AgentDyn: A Dynamic Open-Ended Benchmark for Evaluating Prompt Injection Attacks of Real-World Agent Security System
Hao Li 1, Ruoyao Wen 1, Shanghao Shi 1, Ning Zhang 1, Chaowei Xiao 2
Published on arXiv
2602.03117
Prompt Injection
OWASP LLM Top 10 — LLM01
Key Finding
Evaluation of ten SOTA defenses shows all are either not secure enough or cause significant over-defense, confirming no existing defense is ready for real-world agentic deployment.
AgentDyn
Novel technique introduced
AI agents that autonomously interact with external tools and environments show great promise across real-world applications. However, the external data which agent consumes also leads to the risk of indirect prompt injection attacks, where malicious instructions embedded in third-party content hijack agent behavior.
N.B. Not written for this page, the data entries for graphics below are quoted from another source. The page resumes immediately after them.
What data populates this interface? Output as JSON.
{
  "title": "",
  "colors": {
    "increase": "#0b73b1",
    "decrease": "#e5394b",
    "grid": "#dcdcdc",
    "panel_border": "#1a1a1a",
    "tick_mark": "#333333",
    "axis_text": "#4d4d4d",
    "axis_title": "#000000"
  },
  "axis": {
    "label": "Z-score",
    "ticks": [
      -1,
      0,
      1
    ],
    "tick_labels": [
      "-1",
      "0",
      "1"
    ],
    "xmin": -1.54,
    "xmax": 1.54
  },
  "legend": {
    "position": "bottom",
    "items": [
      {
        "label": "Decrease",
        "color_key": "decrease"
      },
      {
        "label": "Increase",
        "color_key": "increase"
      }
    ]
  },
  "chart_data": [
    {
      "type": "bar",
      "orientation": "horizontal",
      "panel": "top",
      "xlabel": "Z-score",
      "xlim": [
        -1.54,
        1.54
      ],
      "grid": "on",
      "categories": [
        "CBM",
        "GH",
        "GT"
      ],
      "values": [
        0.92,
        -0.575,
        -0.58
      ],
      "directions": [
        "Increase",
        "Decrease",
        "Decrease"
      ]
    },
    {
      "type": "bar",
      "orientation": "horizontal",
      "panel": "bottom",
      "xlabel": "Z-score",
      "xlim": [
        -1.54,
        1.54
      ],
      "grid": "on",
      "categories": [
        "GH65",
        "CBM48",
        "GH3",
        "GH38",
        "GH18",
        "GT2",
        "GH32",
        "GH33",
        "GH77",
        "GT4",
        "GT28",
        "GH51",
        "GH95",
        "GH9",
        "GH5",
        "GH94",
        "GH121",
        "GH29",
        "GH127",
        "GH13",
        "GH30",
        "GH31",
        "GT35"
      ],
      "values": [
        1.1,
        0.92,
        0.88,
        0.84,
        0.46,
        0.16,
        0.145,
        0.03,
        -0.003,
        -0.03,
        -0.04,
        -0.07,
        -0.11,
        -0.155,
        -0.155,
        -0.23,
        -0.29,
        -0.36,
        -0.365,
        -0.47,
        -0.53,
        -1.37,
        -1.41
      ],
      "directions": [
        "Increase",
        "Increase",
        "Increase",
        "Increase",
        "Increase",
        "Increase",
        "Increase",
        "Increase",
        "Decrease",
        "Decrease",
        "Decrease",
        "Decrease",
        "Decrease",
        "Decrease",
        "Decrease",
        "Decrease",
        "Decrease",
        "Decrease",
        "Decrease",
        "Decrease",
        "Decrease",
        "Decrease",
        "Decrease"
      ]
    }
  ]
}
Guided by benchmarks, such as AgentDojo, there has been significant amount of progress in developing defense against the said attacks. As the technology continues to mature, and that agents are increasingly being relied upon for more complex tasks, there is increasing pressing need to also evolve the benchmark to reflect threat landscape faced by emerging agentic systems. In this work, we reveal three fundamental flaws in current benchmarks and push the frontier along these dimensions: (i) lack of dynamic open-ended tasks, (ii) lack of helpful instructions, and (iii) simplistic user tasks. To bridge this gap, we introduce AgentDyn, a manually designed benchmark featuring 60 challenging open-ended tasks and 560 injection test cases across Shopping, GitHub, and Daily Life. Unlike prior static benchmarks, AgentDyn requires dynamic planning and incorporates helpful third-party instructions. Our evaluation of ten state-of-the-art defenses suggests that almost all existing defenses are either not secure enough or suffer from significant over-defense, revealing that existing defenses are still far from real-world deployment. Our benchmark is available at https://github.com/leolee99/AgentDyn.
Key Contributions
- Identifies three fundamental flaws in existing prompt injection benchmarks: lack of dynamic open-ended tasks, lack of helpful third-party instructions, and overly simplistic user tasks.
- Introduces AgentDyn with 60 manually designed open-ended tasks and 560 injection test cases across Shopping, GitHub, and Daily Life domains requiring dynamic planning.
- Evaluates ten state-of-the-art defenses, revealing that virtually all are either insufficiently secure or suffer from significant over-defense, making none suitable for real-world deployment.